Walden Testifies Before Agriculture Committee on Forest Recovery Bill; Announces Conservation, Outdoor Organizations Have Rallied Behind Act
Groups representing millions of members endorse Act's "commitment to timely responses to catastrophic events" in federal forests
During testimony delivered today at a hearing in the House Committee on Agriculture, Congressman Greg Walden (R-OR) announced that a coalition of twenty-two state and national conservation organizations have endorsed the Forest Emergency Recovery and Research Act, H.R. 4200. Walden, chairman of the House Subcommittee on Forests and Forest Health, authored the bill and introduced it last month with Congressman Brian Baird (D-WA), who also testified at the hearing. Committee Chairman Bob Goodlatte (R-VA) and Ranking Member Collin Peterson (D-MN) are both original cosponsors of H.R. 4200.
Written to give land managers the tools and authorities necessary to responsibly restore the health of federal forests damaged by catastrophic events in a timely manner, the Forest Emergency Recovery and Research Act earned the support of these conservation organizations because it "would enhance the ability of our membership's ongoing efforts to protect and improve habitat, responsibly manage and conserve fish and wildlife and ensure the overall health of our forest ecosystems," according to a letter sent to Walden yesterday by the organizations.

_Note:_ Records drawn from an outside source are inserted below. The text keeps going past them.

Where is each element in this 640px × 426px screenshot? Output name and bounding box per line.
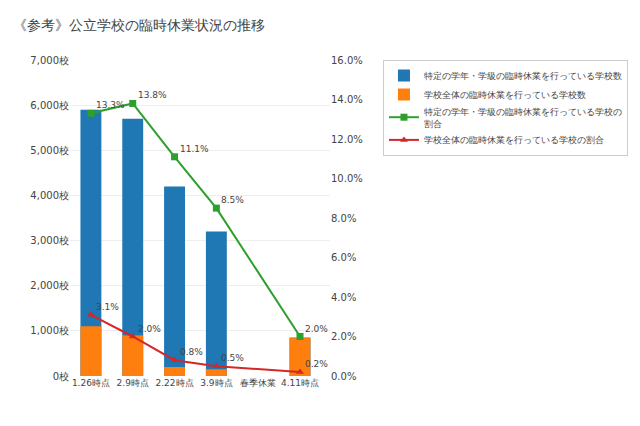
svg-text:4.0%: 4.0% [331,292,356,303]
svg-text:0.0%: 0.0% [331,371,356,382]
svg-text:8.0%: 8.0% [331,213,356,224]
svg-text:10.0%: 10.0% [331,173,363,184]
svg-text:13.8%: 13.8% [138,90,167,100]
svg-text:4.11時点: 4.11時点 [281,378,319,388]
svg-text:特定の学年・学級の臨時休業を行っている学校の割合: 特定の学年・学級の臨時休業を行っている学校の割合 [424,107,622,129]
svg-text:6,000校: 6,000校 [30,100,69,111]
svg-text:学校全体の臨時休業を行っている学校数: 学校全体の臨時休業を行っている学校数 [424,90,586,100]
svg-text:6.0%: 6.0% [331,252,356,263]
svg-text:0.5%: 0.5% [221,353,244,363]
svg-text:1,000校: 1,000校 [30,325,69,336]
svg-text:春季休業: 春季休業 [240,378,276,388]
svg-text:16.0%: 16.0% [331,55,363,66]
svg-text:7,000校: 7,000校 [30,55,69,66]
svg-text:2.0%: 2.0% [305,324,328,334]
svg-text:2.0%: 2.0% [331,331,356,342]
svg-text:0校: 0校 [53,371,69,382]
svg-text:学校全体の臨時休業を行っている学校の割合: 学校全体の臨時休業を行っている学校の割合 [424,135,604,145]
svg-text:《参考》公立学校の臨時休業状況の推移: 《参考》公立学校の臨時休業状況の推移 [13,17,265,33]
svg-text:11.1%: 11.1% [180,144,209,154]
svg-text:12.0%: 12.0% [331,134,363,145]
svg-text:2.0%: 2.0% [138,324,161,334]
svg-text:3,000校: 3,000校 [30,235,69,246]
svg-text:8.5%: 8.5% [221,195,244,205]
svg-text:5,000校: 5,000校 [30,145,69,156]
svg-text:0.8%: 0.8% [180,347,203,357]
svg-text:2.22時点: 2.22時点 [156,378,194,388]
svg-text:2.9時点: 2.9時点 [117,378,149,388]
svg-text:2,000校: 2,000校 [30,280,69,291]
svg-text:14.0%: 14.0% [331,94,363,105]
svg-text:特定の学年・学級の臨時休業を行っている学校数: 特定の学年・学級の臨時休業を行っている学校数 [424,71,622,81]
svg-text:4,000校: 4,000校 [30,190,69,201]
svg-text:13.3%: 13.3% [96,100,125,110]
svg-text:3.9時点: 3.9時点 [200,378,232,388]
svg-text:0.2%: 0.2% [305,359,328,369]
svg-text:1.26時点: 1.26時点 [72,378,110,388]
svg-text:3.1%: 3.1% [96,302,119,312]
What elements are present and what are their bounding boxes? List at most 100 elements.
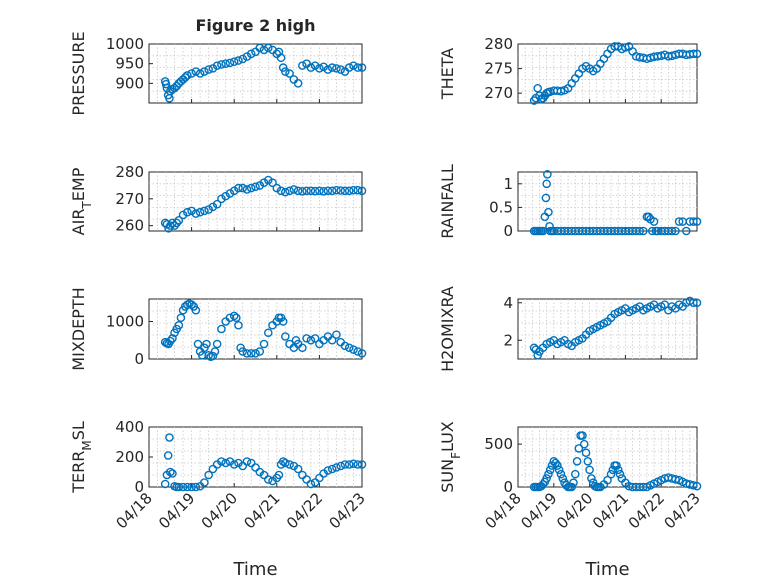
data-point: [327, 464, 337, 474]
plot-area: [148, 298, 363, 360]
y-tick-label: 275: [484, 60, 513, 78]
y-tick-label: 400: [115, 418, 144, 436]
data-point: [263, 475, 273, 484]
data-point: [310, 334, 320, 343]
data-point: [323, 466, 333, 475]
data-point: [332, 463, 341, 472]
data-point: [353, 347, 363, 356]
y-tick-label: 280: [115, 163, 144, 181]
data-point: [278, 317, 288, 326]
data-point: [289, 185, 299, 194]
data-point: [315, 473, 324, 483]
data-point: [558, 474, 568, 483]
data-point: [225, 58, 235, 68]
data-point: [281, 458, 290, 468]
data-point: [692, 49, 702, 59]
y-tick-label: 950: [115, 55, 144, 73]
data-point: [229, 186, 239, 196]
x-tick-label: 04/20: [198, 489, 241, 532]
data-point: [183, 207, 192, 217]
data-point: [298, 470, 307, 480]
x-tick-label: 04/21: [240, 489, 283, 532]
y-axis-label: MIXDEPTH: [69, 287, 88, 370]
y-tick-label: 200: [115, 448, 144, 466]
data-point: [246, 49, 256, 59]
subplot-4: 0 0.5 1 RAINFALL: [438, 164, 702, 240]
data-point: [259, 45, 269, 55]
data-point: [583, 456, 593, 466]
data-point: [340, 460, 350, 469]
data-point: [306, 186, 316, 196]
data-point: [587, 474, 596, 483]
data-point: [272, 183, 282, 193]
subplot-5: 0 1000 MIXDEPTH: [69, 287, 367, 371]
data-point: [570, 469, 580, 479]
subplot-2: 270 275 280 THETA: [438, 35, 702, 105]
data-point: [644, 212, 653, 222]
data-point: [276, 53, 286, 63]
data-point: [165, 336, 175, 346]
data-point: [574, 444, 584, 453]
data-point: [204, 205, 213, 214]
data-point: [234, 183, 243, 193]
x-axis-label-right: Time: [584, 559, 629, 580]
data-point: [221, 191, 230, 201]
data-point: [667, 226, 677, 236]
data-point: [187, 69, 196, 78]
data-point: [545, 465, 555, 475]
data-point: [217, 60, 226, 69]
data-point: [541, 193, 551, 203]
y-axis-label: SUNFLUX: [438, 421, 463, 493]
data-point: [293, 79, 303, 88]
data-point: [327, 63, 337, 72]
plot-area: [148, 426, 363, 488]
y-tick-label: 280: [484, 35, 513, 53]
data-point: [183, 71, 192, 80]
data-point: [208, 64, 218, 73]
y-tick-label: 0: [503, 222, 513, 240]
data-point: [327, 186, 337, 196]
data-point: [276, 186, 286, 196]
y-tick-label: 4: [503, 294, 513, 312]
data-point: [210, 347, 220, 356]
data-point: [174, 320, 184, 330]
data-point: [543, 170, 552, 179]
data-point: [274, 470, 284, 480]
data-point: [692, 217, 702, 226]
x-tick-label: 04/22: [283, 489, 326, 532]
data-point: [242, 185, 252, 194]
data-point: [336, 461, 346, 471]
y-tick-label: 900: [115, 74, 144, 92]
data-point: [238, 347, 248, 356]
data-point: [572, 456, 582, 466]
x-tick-label: 04/20: [553, 489, 596, 532]
y-axis-label: H2OMIXRA: [438, 286, 457, 372]
y-tick-label: 1: [503, 175, 513, 193]
data-point: [285, 69, 294, 78]
x-tick-label: 04/21: [589, 489, 632, 532]
data-point: [238, 54, 248, 64]
y-tick-label: 0: [134, 478, 144, 496]
y-tick-label: 0.5: [489, 198, 513, 216]
data-point: [581, 448, 591, 458]
data-point: [310, 186, 320, 196]
data-point: [221, 458, 230, 468]
data-point: [191, 209, 201, 218]
y-axis-label: THETA: [438, 48, 457, 100]
data-point: [281, 187, 290, 197]
data-point: [344, 63, 354, 72]
data-point: [242, 349, 252, 358]
y-tick-label: 0: [134, 350, 144, 368]
data-point: [263, 328, 273, 338]
data-point: [229, 57, 239, 67]
data-point: [246, 349, 256, 358]
data-point: [255, 347, 265, 356]
data-point: [200, 206, 209, 216]
data-point: [285, 186, 294, 196]
data-point: [259, 178, 269, 188]
data-point: [293, 186, 303, 196]
data-point: [168, 334, 177, 343]
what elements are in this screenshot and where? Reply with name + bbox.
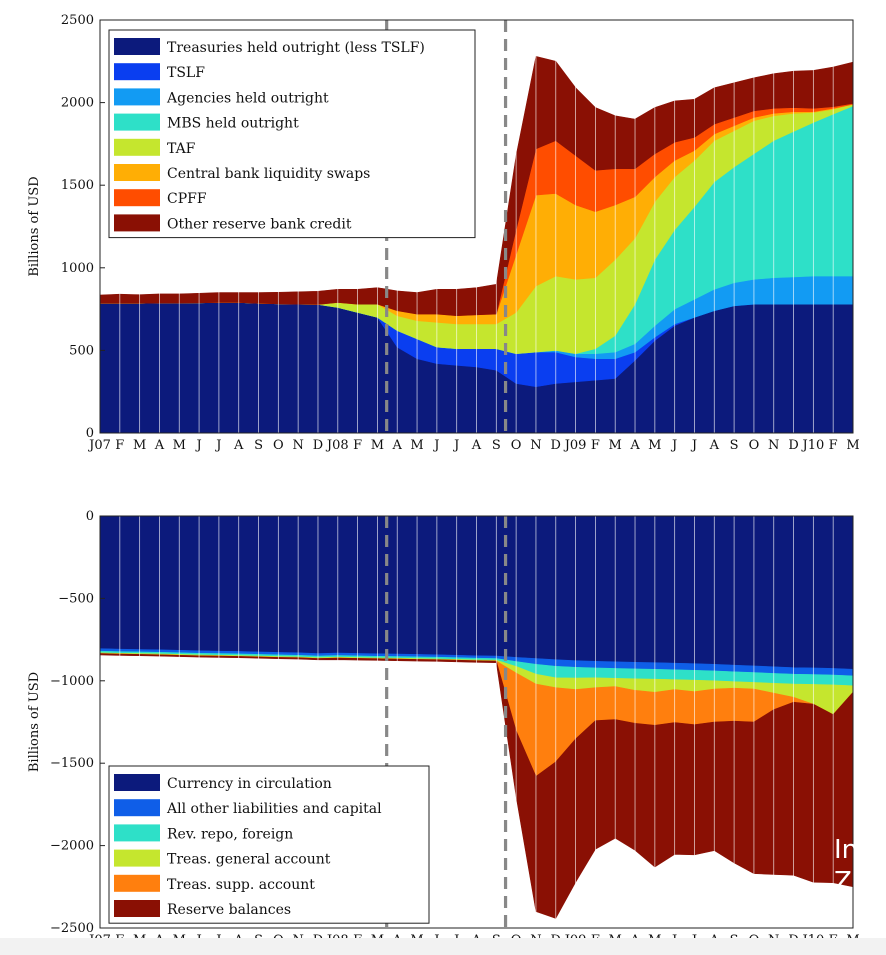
x-tick-label: J [194,438,201,453]
x-tick-label: D [313,438,323,453]
legend-label: Reserve balances [167,902,291,918]
x-tick-label: M [371,438,384,453]
x-tick-label: D [551,438,561,453]
assets-y-axis-label: Billions of USD [27,176,42,276]
liabilities-y-axis-label: Billions of USD [27,672,42,772]
y-tick-label: −1500 [50,756,94,771]
x-tick-label: N [530,438,541,453]
x-tick-label: A [154,438,165,453]
x-tick-label: J [452,438,459,453]
x-tick-label: A [471,438,482,453]
x-tick-label: J [432,438,439,453]
x-tick-label: A [233,438,244,453]
x-tick-label: M [410,438,423,453]
x-tick-label: A [629,438,640,453]
x-tick-label: S [730,438,739,453]
x-tick-label: D [788,438,798,453]
legend-swatch [114,849,160,867]
video-overlay-watermark: In Z [834,835,858,897]
legend-swatch [114,799,160,817]
overlay-glyph: In [834,835,858,865]
y-tick-label: 0 [86,426,94,441]
legend-label: CPFF [167,191,207,207]
x-tick-label: S [492,438,501,453]
legend-swatch [114,189,160,207]
liabilities-chart: 0−500−1000−1500−2000−2500 J07FMAMJJASOND… [27,509,860,948]
y-tick-label: −1000 [50,674,94,689]
y-tick-label: −2000 [50,839,94,854]
legend-label: Other reserve bank credit [167,216,352,232]
legend-box [108,765,430,924]
assets-legend: Treasuries held outright (less TSLF) TSLF… [108,29,476,239]
x-tick-label: J [670,438,677,453]
legend-box [108,29,476,239]
y-tick-label: 1000 [61,261,94,276]
legend-swatch [114,900,160,917]
x-tick-label: J10 [800,438,824,453]
assets-y-ticks: 0 500 1000 1500 2000 2500 [61,13,105,441]
legend-label: Central bank liquidity swaps [167,166,370,182]
x-tick-label: J07 [87,438,111,453]
x-tick-label: M [846,438,859,453]
bottom-strip [0,938,886,955]
legend-swatch [114,88,160,106]
legend-label: Treasuries held outright (less TSLF) [167,40,425,56]
legend-label: Rev. repo, foreign [167,826,293,842]
x-tick-label: J [214,438,221,453]
legend-label: Agencies held outright [166,90,329,106]
y-tick-label: −2500 [50,921,94,936]
legend-label: TSLF [167,65,205,81]
assets-plot-frame [99,19,854,434]
x-tick-label: O [511,438,522,453]
legend-swatch [114,874,160,892]
x-tick-label: J09 [563,438,587,453]
y-tick-label: 2000 [61,96,94,111]
y-tick-label: 2500 [61,13,94,28]
x-tick-label: J [690,438,697,453]
legend-label: All other liabilities and capital [166,801,382,817]
legend-swatch [114,774,160,791]
x-tick-label: F [591,438,600,453]
x-tick-label: A [392,438,403,453]
x-tick-label: M [173,438,186,453]
legend-swatch [114,164,160,181]
legend-label: MBS held outright [167,116,299,132]
legend-swatch [114,824,160,842]
legend-swatch [114,38,160,55]
y-tick-label: 500 [69,343,94,358]
x-tick-label: F [829,438,838,453]
legend-label: Treas. supp. account [167,877,315,893]
x-tick-label: F [115,438,124,453]
x-tick-label: O [749,438,760,453]
assets-x-ticks: J07 F M A M J J A S O N D J08 F M A M J J A S O N D J09 F M A M J J A S O… [87,438,860,453]
x-tick-label: M [648,438,661,453]
legend-label: Treas. general account [167,852,331,868]
legend-swatch [114,113,160,131]
liabilities-y-ticks: 0 −500 −1000 −1500 −2000 −2500 [50,509,105,936]
y-tick-label: −500 [58,591,94,606]
legend-swatch [114,214,160,232]
x-tick-label: M [609,438,622,453]
legend-label: Currency in circulation [167,776,332,792]
liabilities-plot-frame [99,515,854,929]
x-tick-label: A [709,438,720,453]
legend-swatch [114,138,160,156]
y-tick-label: 1500 [61,178,94,193]
x-tick-label: N [292,438,303,453]
x-tick-label: F [353,438,362,453]
legend-swatch [114,63,160,81]
x-tick-label: S [254,438,263,453]
x-tick-label: O [273,438,284,453]
overlay-glyph: Z [834,867,852,897]
x-tick-label: J08 [325,438,349,453]
x-tick-label: M [133,438,146,453]
legend-label: TAF [167,141,196,157]
liabilities-legend: Currency in circulation All other liabili… [108,765,430,924]
y-tick-label: 0 [86,509,94,524]
x-tick-label: N [768,438,779,453]
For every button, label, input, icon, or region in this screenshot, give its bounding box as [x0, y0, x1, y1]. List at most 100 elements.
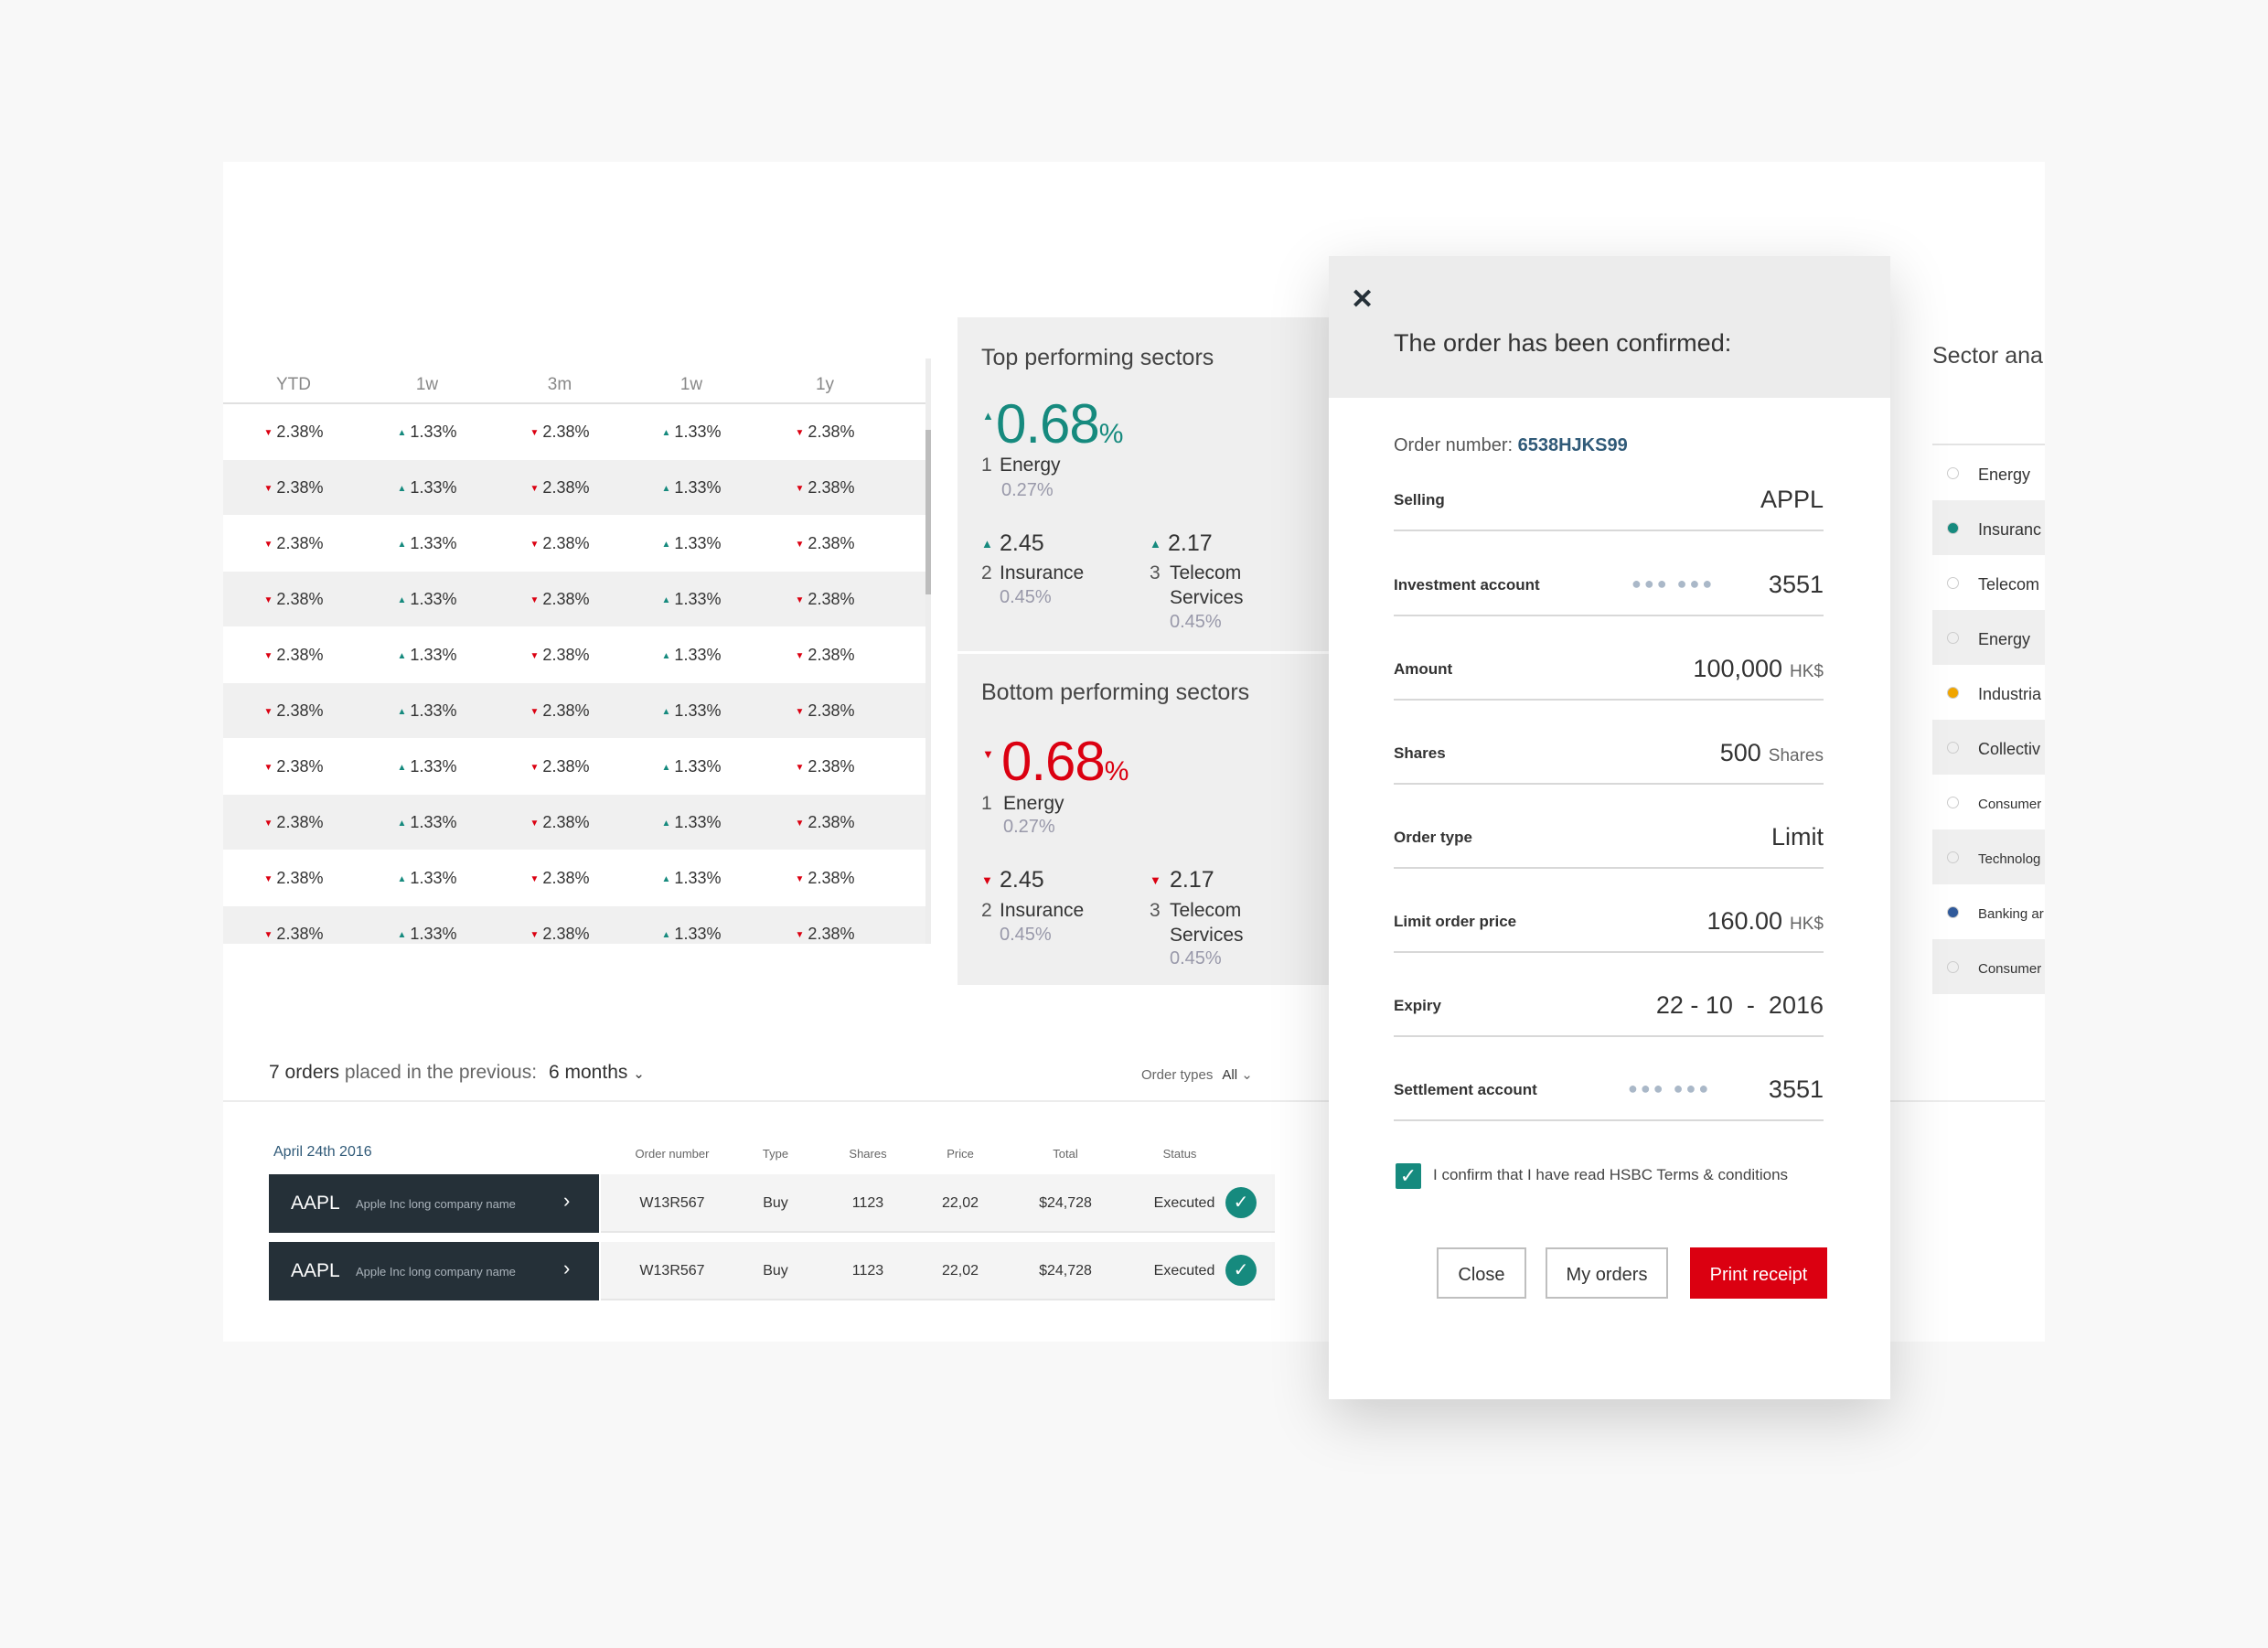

"As Congressman Baird and I crafted this legislation, forest health was our number one priority. We used the knowledge and experience of land managers, scientists, foresters and experts to help determine what tools are necessary to responsibly and quickly restore forest health without compromising environmental standards, which are so critical to habitat and water quality. The Forest Emergency Recovery and Research Act allows federal land managers to better accomplish goals of forest health while also providing economic benefit to local communities through the utilization of dead and dying trees before they rot and lose all value," said Walden.
Among the conservation groups who endorsed H.R. 4200 were the International Association of Fish and Wildlife Agencies, Bear Trust International, Boone and Crockett Club, Conservation Force, Campfire Club of America, Wildlife Management Institute, Theodore Roosevelt Conservation Partnership, Congressional Sportsmen's Foundation, Foundation for North American Wild Sheep, National Wild Turkey Federation, North American Bear Foundation, Quality Deer Management Association and the Rocky Mountain Elk Foundation.
The groups lauded the Act's "commitment to timely responses to catastrophic events by allowing for rapid restoration of ecosystems, utilization of damaged trees before they lose economic value, protection of adjacent lands from subsequent wildfires, insect infestations and disease outbreaks, and the opportunity for public participation in recovery planning is consistent with our members' expectations and is simply common sense."
"We support the bill's provisions to increase scientific research on the best methods to recover ecosystems damaged by catastrophic events. Finally, the provisions that provide for involvement of state, local and tribal authorities in evaluating damage from catastrophic events and formulating appropriate response plans ensures that the interests of local communities, conservation organizations and adjacent landowners are heard and considered," their letter continued, indicating the coalition' strong support for the bill's research and cooperative partnership provisions.
"I appreciate the support of the many individuals and organizations who understand the importance of this common sense legislation to the long term health and vitality of our national forests," said Walden. "Their sentiments echo what so many Oregonians believe - that timely and responsible action on forests is sometimes the best course, but that our talented land managers are often unable to get the work done."
He told the Committee, "People in Oregon don't accept the notion that it should take three years to remove a burned dead tree after a fire. And yet, all too often that's what happens. Currently, in Oregon, only about 5% of burned federal lands receive any restoration treatments. This is particularly disturbing given that approximately 12 million acres in my state are at high risk for catastrophic fire."
Walden concluded his testimony by saying, "As an old Eagle Scout, I still hear the words of my scoutmaster who would tell us kids to leave your campsite better than you found it.' That's what we did with passage two years ago of the Healthy Forests Restoration Act, and that's what we will continue to do with passage of the Forest Emergency Recovery and Research Act. We will leave our forests in better condition than we found them, treading lightly on the land, protecting water quality and enhancing habitat, while using the fiber from dead trees while it still has value."
More information on H.R. 4200 can be found at http://thomas.loc.gov.
Walden, 48, represents the people of Oregon's Second District, which covers more than 70,000 square miles of eastern, central and southern Oregon and includes nine national forests. He was one of the original authors of the successful Healthy Forest Restoration Act which provides federal land managers with a quicker system to reduce the threat of fires around communities and throughout forests.